The City Council will discuss and vote on a residential shift Thursday, the other major piece for setting the tax rate.
The shift bifurcates tax structure, creating one rate for residential property and a second rate for commercial, industrial and personal (CIP) property.
The city adopts a $126 million budget in June for the fiscal year which begins July 1, then sets the tax rate several months later to generate sufficient revenue to fund that budget. The time lag is due, in part, to several factors.
One factor is the level of state aid the city will receive, a moving target because those funds are in different appropriation bills approved, often after the new fiscal year begins by the state Legislature and governor.
Another factor is revenue generated through excise tax collected by the city and new growth, real estate added to the city’s tax base during the last fiscal year. The current fiscal year budget was approved using a new growth revenue number of $800,000 as a conservative estimate, but is actually $775,000 this year.
Other factors are the level of “free cash” or money left over from the previous fiscal year, and funding in the city’s stabilization accounts.
The state Department of Revenue (DOR) reviews and certifies those factors, typically in late November or December.

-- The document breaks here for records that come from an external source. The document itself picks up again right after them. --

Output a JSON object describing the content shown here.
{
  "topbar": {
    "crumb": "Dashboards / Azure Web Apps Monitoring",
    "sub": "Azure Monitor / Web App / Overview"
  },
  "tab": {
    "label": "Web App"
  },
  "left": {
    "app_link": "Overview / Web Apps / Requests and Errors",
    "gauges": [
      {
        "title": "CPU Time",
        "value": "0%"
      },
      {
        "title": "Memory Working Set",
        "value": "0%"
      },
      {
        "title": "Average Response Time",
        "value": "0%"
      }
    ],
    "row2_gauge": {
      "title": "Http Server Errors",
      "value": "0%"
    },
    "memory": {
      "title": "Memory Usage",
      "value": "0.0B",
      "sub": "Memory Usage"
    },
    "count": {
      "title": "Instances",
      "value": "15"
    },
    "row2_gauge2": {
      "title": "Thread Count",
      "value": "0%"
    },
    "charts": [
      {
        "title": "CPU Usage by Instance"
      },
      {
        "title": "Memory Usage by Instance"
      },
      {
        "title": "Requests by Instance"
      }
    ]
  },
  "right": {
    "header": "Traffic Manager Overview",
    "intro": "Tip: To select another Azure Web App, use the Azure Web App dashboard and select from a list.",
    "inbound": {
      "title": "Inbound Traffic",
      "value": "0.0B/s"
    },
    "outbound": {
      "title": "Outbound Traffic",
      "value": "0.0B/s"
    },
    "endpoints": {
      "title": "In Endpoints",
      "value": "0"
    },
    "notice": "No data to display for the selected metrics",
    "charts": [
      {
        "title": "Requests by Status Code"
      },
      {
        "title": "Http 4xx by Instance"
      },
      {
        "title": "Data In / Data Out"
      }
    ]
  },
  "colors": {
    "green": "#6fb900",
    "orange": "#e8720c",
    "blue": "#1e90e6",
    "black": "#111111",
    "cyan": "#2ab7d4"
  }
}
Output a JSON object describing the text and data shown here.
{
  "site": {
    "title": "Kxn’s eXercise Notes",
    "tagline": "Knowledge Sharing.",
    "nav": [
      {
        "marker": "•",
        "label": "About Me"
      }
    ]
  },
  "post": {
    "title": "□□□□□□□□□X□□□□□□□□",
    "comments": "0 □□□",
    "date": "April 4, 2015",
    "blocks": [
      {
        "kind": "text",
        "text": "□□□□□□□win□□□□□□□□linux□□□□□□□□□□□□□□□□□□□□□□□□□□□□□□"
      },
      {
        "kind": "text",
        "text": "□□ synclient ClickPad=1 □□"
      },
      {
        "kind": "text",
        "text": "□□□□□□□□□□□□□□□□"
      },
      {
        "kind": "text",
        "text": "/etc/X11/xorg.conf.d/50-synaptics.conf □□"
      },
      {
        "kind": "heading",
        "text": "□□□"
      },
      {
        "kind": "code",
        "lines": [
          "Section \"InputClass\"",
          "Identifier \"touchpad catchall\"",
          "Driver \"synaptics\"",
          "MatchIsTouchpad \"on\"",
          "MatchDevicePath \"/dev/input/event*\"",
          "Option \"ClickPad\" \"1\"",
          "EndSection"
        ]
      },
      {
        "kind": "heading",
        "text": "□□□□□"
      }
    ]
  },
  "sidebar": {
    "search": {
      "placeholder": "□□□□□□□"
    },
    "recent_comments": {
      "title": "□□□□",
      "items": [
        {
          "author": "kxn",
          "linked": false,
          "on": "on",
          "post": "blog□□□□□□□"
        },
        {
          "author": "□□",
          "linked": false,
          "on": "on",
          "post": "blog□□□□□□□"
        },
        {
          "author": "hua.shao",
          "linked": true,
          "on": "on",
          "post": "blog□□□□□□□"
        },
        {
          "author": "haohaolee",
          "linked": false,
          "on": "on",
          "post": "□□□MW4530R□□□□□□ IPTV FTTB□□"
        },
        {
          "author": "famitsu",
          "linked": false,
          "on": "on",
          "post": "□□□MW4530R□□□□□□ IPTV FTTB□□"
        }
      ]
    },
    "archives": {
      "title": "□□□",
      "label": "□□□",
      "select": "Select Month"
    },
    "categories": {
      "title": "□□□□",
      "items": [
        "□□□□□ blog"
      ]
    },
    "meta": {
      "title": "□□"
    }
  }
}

All of those factors, local aid from the state, free cash, new growth, excise tax, stabilization effect to tax levy formula which the City Council will discuss Thursday. The residential shift factor was referred to the Finance Committee which will make a recommendation to the full council.
The numbers provided by the Assessor’s and Collector’s offices for the meeting last Wednesday were based on Knapik seeking the full 2.5 percent increase allowed under Proposition 2 1/2.
Those offices will now have to revise the impact of the shift on all classes of property to reflect Knapik’s proposal to seek only a 1.5 percent tax increase.
Knapik said that he anticipates the DOR will certify between $2.3 and $2.5 million in free cash, part of which will be added to the city’s stabilization account, bring that rainy-day fund to $6.2 million for the next fiscal year.
Knapik said that because the City Council continued its tax shift public hearing, the city officials can present new data to the council for its consideration as it debates the shift factor.